Le budget des Danaïdes

Selon la mythologie grecque, les 50 filles du roi Danaos avaient été condamnées à remplir éternellement aux Enfers un tonneau dont le fond était percé. L’expression en est restée pour désigner une tâche impossible ou sans fin. Le Premier ministre, François Bayrou, lui, sait pertinemment qu’il n’a pas l’éternité devant lui, et il a choisi de prendre les devants pour tenter d’enfoncer le clou de la préparation du budget 2026, alors que 2025 aura déjà bien du mal à se boucler sans déficit supplémentaire. C’est donc au cœur de l’été qu’il a « invité » les partenaires sociaux à se concerter sur certains points, notamment l’assurance chômage dont la dernière réforme ne remonte qu’à 6 mois.

Il a également relancé la mesure polémique concernant la suppression de deux jours fériés, en proposant aux syndicats et au patronat le choix des dates au lundi de Pâques et au 8 mai. Les dates peuvent être négociées, du moment que le rendement est garanti. Autant dire que c’est une manœuvre destinée à détourner l’attention de l’essentiel, qui est de faire payer aux salariés, et à eux seuls, le gain attendu de 4,2 milliards d’euros, qui seront versés au budget de l’état par l’intermédiaire d’une contribution des entreprises. Ce que François Bayrou ne dit pas, et que le président du syndicat des cadres CFE-CGC, François Hommeril, a dévoilé hier sans être pour l’instant démenti, c’est que 2 jours fériés « rapportent » 1 % de la masse salariale, soit 8 milliards d’euros, dont les entreprises ne reverseraient que la moitié à l’état. Pendant que l’on discuterait du choix des dates, on laisserait en place le principe d’un allongement du temps de travail annuel, façon déguisée de rogner encore sur la mise en place des 35 heures, et alors que la perspective d’un hypothétique « plein emploi » fixé arbitrairement à 5 % de taux d’un chômage de moins en moins indemnisé s’éloigne régulièrement.
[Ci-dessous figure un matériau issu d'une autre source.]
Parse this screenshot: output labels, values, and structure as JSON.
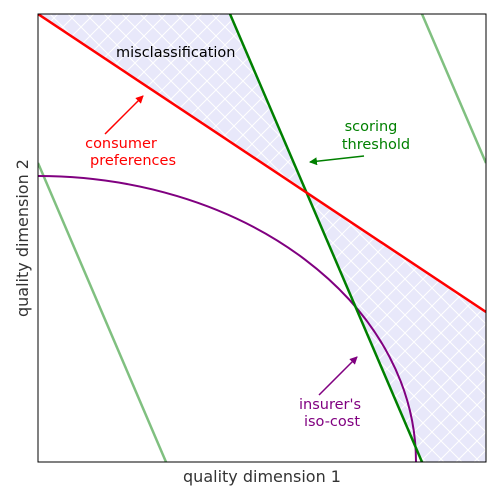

Le précédent de la suppression du lundi de Pentecôte comme jour férié sous le gouvernement Raffarin en 2004 pour financer la solidarité avec les personnes âgées n’incite guère à l’optimisme. Le lobby du tourisme a obtenu des aménagements qui ont vidé la mesure de son sens originel. La journée de solidarité, est désormais à géométrie variable, 70 % des Français ne travaillent pas ce jour-là, qui a été rétabli en 2008 comme férié. La recette qui continue à être perçue est très loin de suffire aux besoins du vieillissement de la population. François Hommeril va même plus loin en doutant que le patronat joue le jeu de la future taxe et se rattrape sur des non-augmentations de salaire. Quant au budget de l’état, faut-il rappeler qu’il est global et qu’aucune recette ne peut être affectée à une dépense particulière ? Souvenons-nous de la défunte vignette automobile dont les vieux n’ont jamais vu la couleur de l’argent.